BNPL’s Use of Customer’s Name: Customer agrees that BNPL may, upon written consent by Customer, publicly disclose that BNPL is providing services to Customer and may include Customer’s name in any promotional materials, such as press releases or BNPL’s web site. Neither party may publicly use the other party’s logo or other trade or service mark without that party’s written consent.
Non-Solicitation: During the term of this Agreement and for twelve (12) months following termination of this Agreement, Customer agrees that it shall not solicit for employment with Customer (or with any other party) any employee of BNPL or interfere in the employment relationship between BNPL and any of its employees with whom Customer has had contact in connection with this Agreement.
Ownership: BNPL shall be the sole owner of all intellectual property, and all derivatives thereof, that BNPL may develop in the course of providing the Products and Services. Each party to this Agreement retains exclusive ownership and rights in its trade secrets, inventions, copyrights, and other intellectual property. Upon termination of the Agreement, Customer agrees to promptly release any Internet protocol numbers, addresses, or address blocks assigned to Customer in connection with the Products and Services.

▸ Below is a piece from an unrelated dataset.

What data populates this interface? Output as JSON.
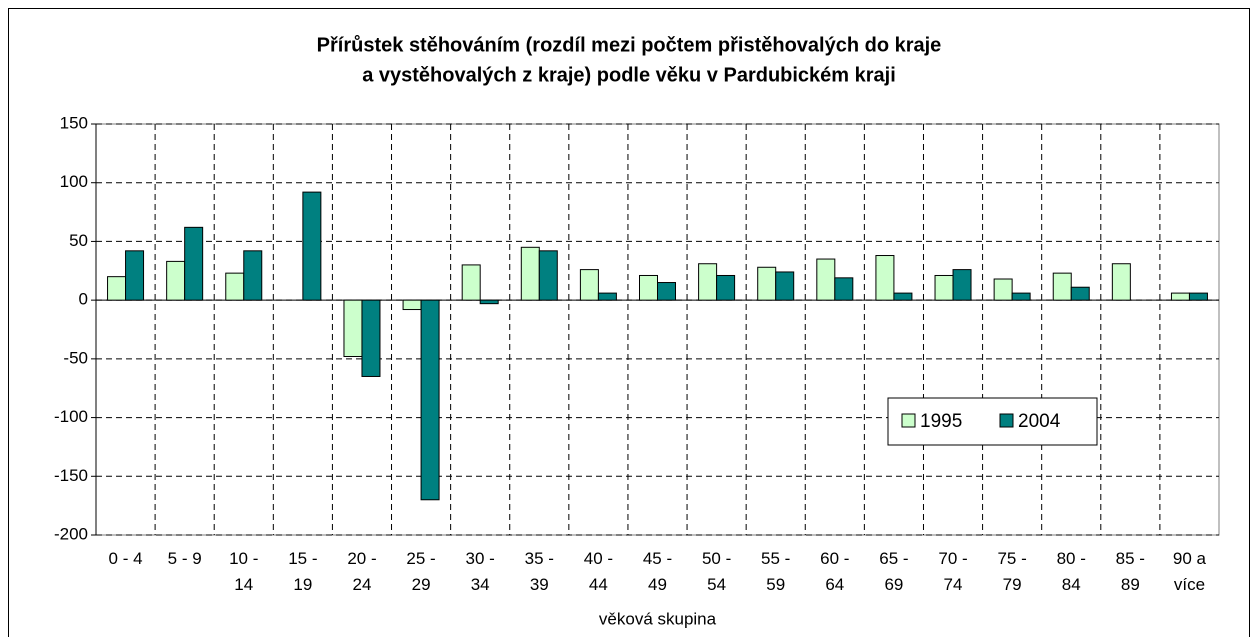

Customer Hardware: BNPL acknowledges and agrees that the hardware provided by Customer to BNPL to be used in connection with any Products and Services (the “Customer Hardware”) is the property of Customer and shall be tagged and identified as such. BNPL shall not pledge, hypothecate or otherwise encumber the Customer Hardware in any way and upon demand by Customer shall surrender the Customer Hardware to Customer, unless Customer fails to remove such Customer Hardware as provided for in Section 5 above.
Third-Party Beneficiaries: There shall be no third party beneficiaries to the Agreement, including customers, employees, agents, or insurers.
Assignment: This Agreement shall not be assignable by Customer without BNPL’s prior written consent. BNPL may assign the Agreement in whole or in part upon written notice to Customer. This Agreement shall be binding upon and accrue to the benefit of any permitted assignee, and any such assignee shall agree to perform the obligations of the assignor.Governing Law, Jurisdiction, Venue. THIS AGREEMENT SHALL BE GOVERNED BY THE LAWS OF THE STATE OF MAHARASHTRA, GOVT OF INDIA. ANY DISPUTE ARISING FROM THE PERFORMANCE OR BREACH HEREOF SHALL BE GOVERNED BY THE RESPECTIVE TERMS AND CONDITIONS OF THE UPSTREAM SERVICE PROVIDER.